2). Create separate interface for each provider

public class ElectricityPaymentSystem {

    public void pay(Customer customer, String billNo) {
        System.out.println("Payment for billNo= " + billNo + " from " + customer.getName() + " received by the electricity provider.");
    }
}
public class GasOnlinePaymentServices {

    public void payBill(Customer customer, String billNo) {
        System.out.println("Payment for billNo= " + billNo + " from " + customer.getName() + " received by the gas provider 1.");
    }
}
public class SuperGasPaymentProvider {

    public void payBill(Customer customer, String billNo) {
        System.out.println("Payment for billNo= " + billNo + " from " + customer.getName() + " received by the gas provider 2.");
    }
}
public class TelecommOnlinePayDesk {

    public void payPhoneBill(Customer customer, String billNo) {
        System.out.println("Payment for billNo= " + billNo + " from " + customer.getName() + " received by the mobile services provider.");
    }
}

3). Now we want to implement the facade

public class PaymentServicesFacadeImpl implements PaymentServicesFacade {

    @Getter
    private Customer customer;

    public PaymentServicesFacadeImpl(Customer customer) {
        this.customer = customer;
    }

    @Override
    public void payPhoneBill(String bill) {
        TelecommOnlinePayDesk onlinePayDesk = new TelecommOnlinePayDesk();
        onlinePayDesk.payPhoneBill(getCustomer(), bill);
    }

    @Override
    public void payElectricityBill(String bill) {
        ElectricityPaymentSystem paymentSystem = new ElectricityPaymentSystem();
        paymentSystem.pay(getCustomer(), bill);
    }

    @Override
    public void payGasBillToProvider1(String bill) {
        GasOnlinePaymentServices paymentServices = new GasOnlinePaymentServices();
        paymentServices.payBill(getCustomer(), bill);
    }

    @Override
    public void payGasBillToProvider2(String bill) {
        SuperGasPaymentProvider paymentServices = new SuperGasPaymentProvider();
        paymentServices.payBill(getCustomer(), bill);
    }
}

4).

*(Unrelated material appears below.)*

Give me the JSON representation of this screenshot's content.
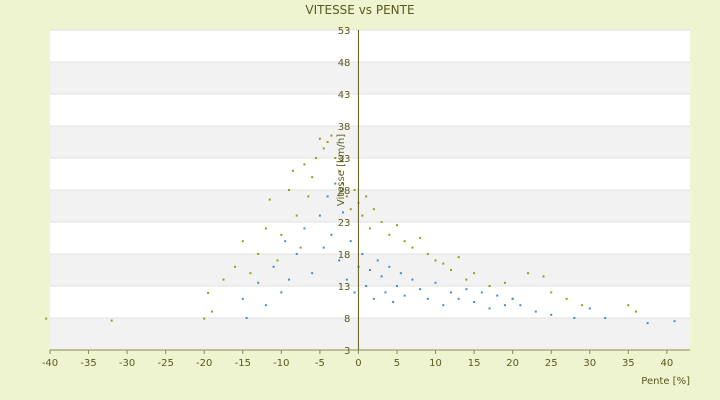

Run the demo

public class _Main {

    public static void main(String[] args) {
        // Jon Snow
        PaymentServicesFacade paymentServices1 = new PaymentServicesFacadeImpl(new Customer("Jon Snow"));
        paymentServices1.payElectricityBill("BN123/20");
        paymentServices1.payGasBillToProvider2("233834esd4rcWQWFG3");
        paymentServices1.payElectricityBill("122398");
        
        System.out.println("");

        // Alice Young
        PaymentServicesFacade paymentServices2 = new PaymentServicesFacadeImpl(new Customer("Alice Young"));
        paymentServices2.payGasBillToProvider1("ACVVVS");
    }
}

Output:

Payment for billNo= BN123/20 from Jon Snow received by the electricity provider.
Payment for billNo= 233834esd4rcWQWFG3 from Jon Snow received by the gas provider 2.
Payment for billNo= 122398 from Jon Snow received by the electricity provider.

Payment for billNo= ACVVVS from Alice Young received by the gas provider 1.